Serba-serbi Salah Asuhan
Abdul Muis cukup berani menuliskan novel Salah Asuhan yang memperbincangkan
pertentangan budaya timur dan barat di bawah pengawasan ketat pada masa
kolonial dan ancaman penjara bagi sesiapapun yang menentang pemerintah kolonial.Dengan
kiprahnya yang berani ini, Abdul Muis ditetapkan sebagai Pahlawan Nasional oleh
Presiden Soekarno tanggal 30 Agustus 1995.
Salah Asuhan merupakan satu dari tiga novel karya Abdul Muis.

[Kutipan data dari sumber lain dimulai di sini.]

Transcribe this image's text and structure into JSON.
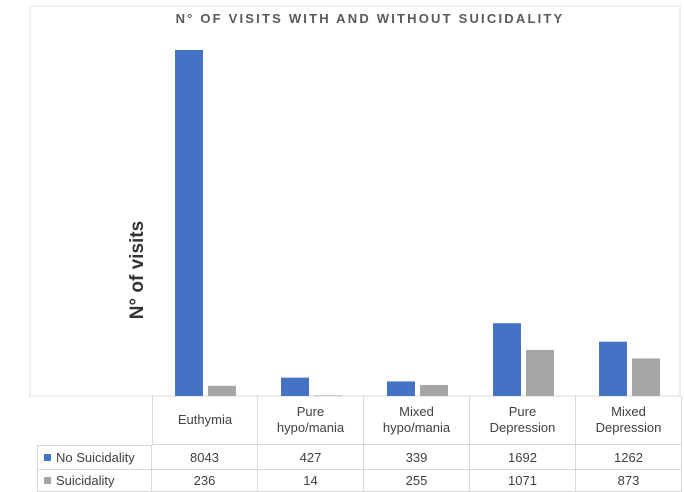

Ketiga novel
karya Abdul Muis, Salah Asuhan (1928), Pertemuan Jodoh (1933) dan Surapati
(1950) memiliki tema yang mirip, yakni lika-liku kisah percintaan dua anak
manusia pada masa penjajahan kolonial Belanda.
Salah Asuhan pun memiliki kemiripan dengan novel Sitti Nurbaya pada
zamannya, tentang pertentangan budaya Tmur dan Barat serta kisah perjalanan
cinta dua anak manusia yang memiliki ending yang sama; tokoh utamanya meninggal
dunia. Bedanya, pada Salah Asuhan lebih berani dengan mempersandingkan tokoh
lintas bangsa Eropa dan Minangkabau dalam kisah percintaan.
Mengambil latar belakang tempat di Solok, Sumatera Barat; Betawi; Semarang
dan Surabaya, Abdul Muis mengusung tokoh dengan karakter yang kuat.
Hanafi cenderung pencemburu, pemarah, sombong dan mudah tersinggung.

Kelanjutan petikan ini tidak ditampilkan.